Where are the browsers?

It takes two to tango. While there are many server implementations at various stages of development (for example, did you know that www.litespeedtech.com can be fetched using ID-18 version of the IETF QUIC?), there are no browsers that use IETF QUIC protocol. David Schinazi (Google) reported that Chromium only supports the QUIC handshake for now, while Eric Kinnear (Apple) said that Safari has a functional IETF QUIC branch.

Discarding Old Keys

As QUIC uses TLS 1.3, it must somehow support key updates. There have been several proposals how to do this. Martin Thomson (Mozilla) summarized them in his presentation to the Working Group (see slides). The august body, predictably, failed to reach consensus and thus compelled the chairs to empanel YADT (Yet Another Design Team) headed by David.

Network Tools

A trifecta of presentations on QUIC tooling engendered much enthusiasm among the TSVAREA meeting attendees.

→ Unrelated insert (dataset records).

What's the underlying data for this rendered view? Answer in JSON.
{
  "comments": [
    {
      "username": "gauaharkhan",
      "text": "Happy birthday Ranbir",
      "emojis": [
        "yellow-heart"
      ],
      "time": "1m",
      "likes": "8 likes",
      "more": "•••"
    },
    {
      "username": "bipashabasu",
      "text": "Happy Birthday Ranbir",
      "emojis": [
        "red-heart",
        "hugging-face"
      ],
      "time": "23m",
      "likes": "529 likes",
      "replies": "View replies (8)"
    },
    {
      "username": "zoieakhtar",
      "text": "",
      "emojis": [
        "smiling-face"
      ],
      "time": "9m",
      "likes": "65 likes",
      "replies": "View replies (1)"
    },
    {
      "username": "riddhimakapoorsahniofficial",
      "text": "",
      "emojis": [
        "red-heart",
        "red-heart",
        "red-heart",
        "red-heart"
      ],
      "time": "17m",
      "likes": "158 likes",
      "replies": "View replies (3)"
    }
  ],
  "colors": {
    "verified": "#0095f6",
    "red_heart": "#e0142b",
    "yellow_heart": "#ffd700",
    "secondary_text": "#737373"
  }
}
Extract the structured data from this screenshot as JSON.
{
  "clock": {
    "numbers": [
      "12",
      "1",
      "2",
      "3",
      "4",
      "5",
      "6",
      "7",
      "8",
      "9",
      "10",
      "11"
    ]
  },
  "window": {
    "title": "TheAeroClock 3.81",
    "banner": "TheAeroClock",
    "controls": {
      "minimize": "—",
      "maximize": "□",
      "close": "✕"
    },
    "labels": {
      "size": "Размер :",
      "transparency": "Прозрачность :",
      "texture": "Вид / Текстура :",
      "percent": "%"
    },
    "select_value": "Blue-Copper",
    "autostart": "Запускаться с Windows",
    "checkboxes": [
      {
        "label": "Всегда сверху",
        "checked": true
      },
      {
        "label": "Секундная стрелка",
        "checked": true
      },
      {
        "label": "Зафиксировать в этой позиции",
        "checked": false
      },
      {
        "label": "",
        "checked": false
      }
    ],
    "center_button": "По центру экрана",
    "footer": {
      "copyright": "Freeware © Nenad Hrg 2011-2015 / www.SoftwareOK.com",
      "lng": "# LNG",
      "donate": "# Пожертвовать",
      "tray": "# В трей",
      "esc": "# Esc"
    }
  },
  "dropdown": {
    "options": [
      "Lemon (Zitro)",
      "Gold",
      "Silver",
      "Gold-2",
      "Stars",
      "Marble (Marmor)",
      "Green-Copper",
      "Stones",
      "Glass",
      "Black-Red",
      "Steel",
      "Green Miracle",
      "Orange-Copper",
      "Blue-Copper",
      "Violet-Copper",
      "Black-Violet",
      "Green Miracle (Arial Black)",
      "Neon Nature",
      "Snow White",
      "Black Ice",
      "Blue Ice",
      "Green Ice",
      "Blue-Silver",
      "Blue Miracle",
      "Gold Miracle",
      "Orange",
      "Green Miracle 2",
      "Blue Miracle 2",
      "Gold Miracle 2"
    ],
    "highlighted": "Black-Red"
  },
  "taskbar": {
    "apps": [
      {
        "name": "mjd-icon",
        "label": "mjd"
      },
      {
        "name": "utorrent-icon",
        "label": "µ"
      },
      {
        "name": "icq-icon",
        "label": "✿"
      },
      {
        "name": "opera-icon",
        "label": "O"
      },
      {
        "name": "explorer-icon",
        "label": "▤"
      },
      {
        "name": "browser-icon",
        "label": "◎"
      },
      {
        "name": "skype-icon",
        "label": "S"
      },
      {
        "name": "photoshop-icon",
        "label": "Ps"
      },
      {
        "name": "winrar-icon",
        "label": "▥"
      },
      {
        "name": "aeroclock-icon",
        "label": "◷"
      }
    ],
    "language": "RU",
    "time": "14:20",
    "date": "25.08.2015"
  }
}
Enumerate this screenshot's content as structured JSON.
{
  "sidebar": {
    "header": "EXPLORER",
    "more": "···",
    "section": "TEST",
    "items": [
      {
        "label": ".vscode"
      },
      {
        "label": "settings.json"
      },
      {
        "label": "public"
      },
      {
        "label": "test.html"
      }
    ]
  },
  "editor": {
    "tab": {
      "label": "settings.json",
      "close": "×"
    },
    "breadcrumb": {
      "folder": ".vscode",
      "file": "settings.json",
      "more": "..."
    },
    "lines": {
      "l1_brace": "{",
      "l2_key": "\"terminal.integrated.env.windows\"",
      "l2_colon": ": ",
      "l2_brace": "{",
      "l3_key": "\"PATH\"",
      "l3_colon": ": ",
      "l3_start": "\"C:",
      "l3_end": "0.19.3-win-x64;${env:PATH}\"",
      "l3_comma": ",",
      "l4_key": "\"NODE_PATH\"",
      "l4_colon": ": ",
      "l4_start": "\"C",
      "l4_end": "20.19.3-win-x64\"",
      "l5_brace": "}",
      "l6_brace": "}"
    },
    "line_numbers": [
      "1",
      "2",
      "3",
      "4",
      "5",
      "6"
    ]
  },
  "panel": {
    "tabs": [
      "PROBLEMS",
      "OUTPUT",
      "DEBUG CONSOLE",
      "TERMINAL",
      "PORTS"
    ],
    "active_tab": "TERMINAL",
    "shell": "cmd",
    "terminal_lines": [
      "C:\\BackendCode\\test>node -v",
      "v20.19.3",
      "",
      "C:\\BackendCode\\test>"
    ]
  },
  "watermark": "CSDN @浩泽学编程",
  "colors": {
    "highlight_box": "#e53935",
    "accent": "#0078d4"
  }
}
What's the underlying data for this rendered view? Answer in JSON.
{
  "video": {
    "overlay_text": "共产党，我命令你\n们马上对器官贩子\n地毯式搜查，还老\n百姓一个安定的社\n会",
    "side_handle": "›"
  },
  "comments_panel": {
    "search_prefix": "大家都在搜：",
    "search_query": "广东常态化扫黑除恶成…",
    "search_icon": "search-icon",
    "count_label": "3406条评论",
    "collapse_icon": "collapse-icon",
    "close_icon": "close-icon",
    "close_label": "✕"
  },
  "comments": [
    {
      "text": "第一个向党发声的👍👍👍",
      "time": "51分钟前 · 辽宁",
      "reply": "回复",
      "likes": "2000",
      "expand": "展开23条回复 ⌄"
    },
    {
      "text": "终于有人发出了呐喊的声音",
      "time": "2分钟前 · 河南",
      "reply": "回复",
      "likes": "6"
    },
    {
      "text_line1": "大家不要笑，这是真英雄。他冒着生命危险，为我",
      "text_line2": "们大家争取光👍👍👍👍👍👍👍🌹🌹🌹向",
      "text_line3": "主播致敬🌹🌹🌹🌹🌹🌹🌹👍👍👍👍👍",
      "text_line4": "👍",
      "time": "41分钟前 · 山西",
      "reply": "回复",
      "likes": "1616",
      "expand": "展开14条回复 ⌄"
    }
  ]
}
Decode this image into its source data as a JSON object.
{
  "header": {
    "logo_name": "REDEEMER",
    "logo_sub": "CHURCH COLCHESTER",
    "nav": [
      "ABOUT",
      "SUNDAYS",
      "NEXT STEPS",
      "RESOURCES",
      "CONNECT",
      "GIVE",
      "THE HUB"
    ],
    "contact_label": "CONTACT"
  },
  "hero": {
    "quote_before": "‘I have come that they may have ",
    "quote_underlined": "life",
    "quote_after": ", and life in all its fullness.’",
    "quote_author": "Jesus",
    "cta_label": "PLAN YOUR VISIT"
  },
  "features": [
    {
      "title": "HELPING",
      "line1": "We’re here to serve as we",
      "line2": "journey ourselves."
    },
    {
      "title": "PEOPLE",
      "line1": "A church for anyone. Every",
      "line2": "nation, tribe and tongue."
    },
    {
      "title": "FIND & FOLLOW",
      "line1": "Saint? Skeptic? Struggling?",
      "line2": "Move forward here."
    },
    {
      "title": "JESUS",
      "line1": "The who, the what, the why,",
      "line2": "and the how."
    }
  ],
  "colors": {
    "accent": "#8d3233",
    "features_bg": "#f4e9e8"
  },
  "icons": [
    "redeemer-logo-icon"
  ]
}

The presentations were

  • Logging, Tooling and Debugging for Modern Network Protocols. Robin Marx (Hasselt University) has been researching how and what information to log in order to be able to generate informative pictorial representations of various connection events. Robin proposed to create a new, structured log format (tentatively named qlog), which, when used by both endpoints, will facilitate debugging or troubleshooting network issues. The collection of use cases he has compiled is impressive. The audience even proposed creating a dedicated qlog Working Group to log everything – and it just may happen. Stay tuned for updates.
  • QUIC tracing. Victor Vasiliev (Google) has been working on logging and tracing network events since he was an intern at Google (while still an intern, he was the one who spotted a symptom of the Linux Cubic quiescence bug). Victor’s tooling focuses on connection performance and also relies on rich data logging.
  • QUIC Logging: The In-Network View. Jari Arkko’s (Ericsson) presentation described spindump – a tool to observe and display characteristics of a QUIC connection using the QUIC spin bit. The spin bit is a controversial property of the QUIC short packet header and it was the subject of much contentious debate. (LiteSpeed position from the start was to support the inclusion of the spin bit into the QUIC protocol. We implemented spin bit support a few weeks ago and deployed it on our test endpoints as well as www.litespeedtech.com).
IETF 104 QUIC Takes

Part of a slide from Robin’s presentation.

 

Mind the Gap

The QUIC WG Interim meeting scheduled at the end of May in London may become the last our WG holds. As usual, the official IETF WG business will be preceded by two days of interop, which will target the (yet unpublished) 20th revision of the IETF QUIC Draft.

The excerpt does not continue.